South Bend, IN – Hampir separuh pekerja kesehatan melihat budaya keselamatan organisasi mereka tidak menguntungkan – dan perasaan tersebut bahkan lebih umum di antara mereka yang bekerja pada shift malam atau akhir pekan
Untuk laporan State of Health Care Safety 2026, Press Ganey – sebuah perusahaan peningkatan kinerja kesehatan – mengumpulkan data dari 1,3 juta karyawan kesehatan di 225 sistem kesehatan dan 3.846 fasilitas di Amerika Serikat. Mereka juga melihat sekitar 7,1 juta kejadian keamanan untuk “meneliti di mana kinerja keamanan sedang memperkuat, di mana ia tetap rapuh, dan tindakan kepemimpinan apa yang akan mempercepat kemajuan.”
Temuan menunjukkan bahwa 46,6% pekerja tidak memiliki pandangan positif terhadap budaya keselamatan majikannya. Dan mereka yang bekerja dalam shift malam memiliki persepsi keamanan yang lebih rendah di setiap dimensi yang diukur.
Secara khusus, pekerja shift malam 17% lebih tidak mungkin dibandingkan dengan rekan mereka yang bekerja shift siang untuk percaya bahwa organisasi mereka peduli terhadap keselamatan mereka. Mereka juga 11% lebih tidak mungkin untuk percaya bahwa kepemimpinan berkolaborasi untuk membuat kondisi aman.

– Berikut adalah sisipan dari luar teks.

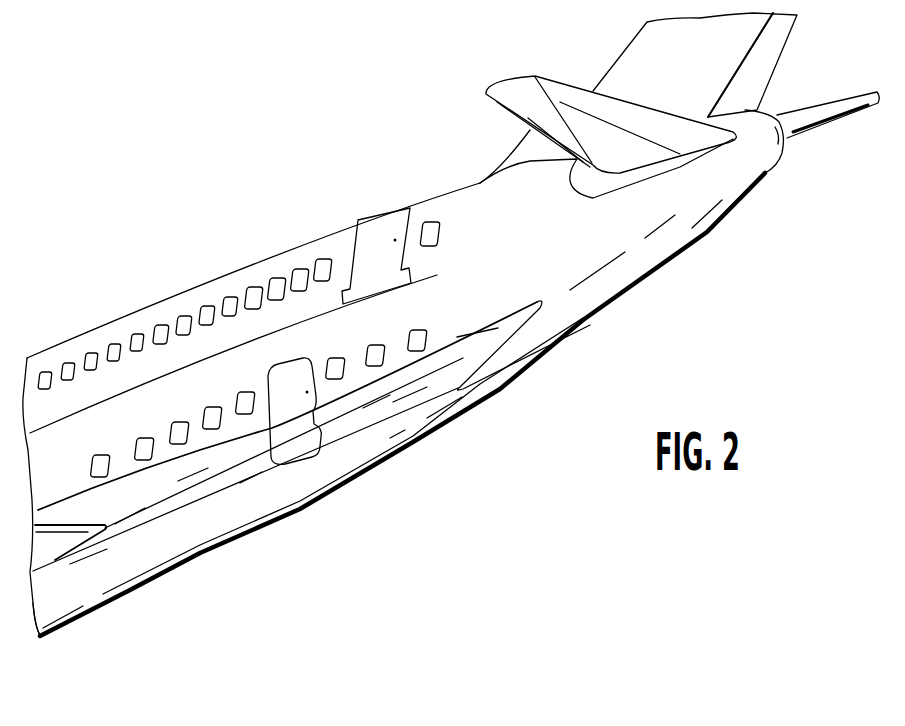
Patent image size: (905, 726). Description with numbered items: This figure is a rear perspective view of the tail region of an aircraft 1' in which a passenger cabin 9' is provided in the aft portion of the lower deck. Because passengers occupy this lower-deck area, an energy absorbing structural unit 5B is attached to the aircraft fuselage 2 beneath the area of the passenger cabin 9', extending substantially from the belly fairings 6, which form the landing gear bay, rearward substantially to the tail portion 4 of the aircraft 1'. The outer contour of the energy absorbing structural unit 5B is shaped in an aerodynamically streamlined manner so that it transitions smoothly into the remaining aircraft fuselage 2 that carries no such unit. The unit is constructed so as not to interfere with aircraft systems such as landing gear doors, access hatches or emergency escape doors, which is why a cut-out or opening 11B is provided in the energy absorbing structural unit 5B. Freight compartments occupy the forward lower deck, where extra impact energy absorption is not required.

Sementara itu, tim kesehatan akhir pekan sebagian besar sejalan dengan shift siang dalam hal sumber daya dan kerja sama tim tetapi tertinggal dalam pencegahan dan pelaporan.
Temuan lainnya:
– Pekerja shift malam dua kali lebih mungkin untuk mengungkapkan kekhawatiran tentang keselamatan dan keamanan. – Serangan yang dilaporkan terhadap perawat tetap tinggi di atas level sebelum pandemi COVID-19 dan terus meningkat – dengan perawat shift malam merasakan dampak terberat.
Para peneliti merekomendasikan kepemimpinan eksekutif untuk mengembangkan strategi untuk meningkatkan keselamatan, termasuk memperlakukan keselamatan sebagai hasil, meningkatkan keselamatan ke tingkat dewan direksi, dan menggunakan analitika prediktif dan teknologi lainnya untuk memberikan peringatan dini.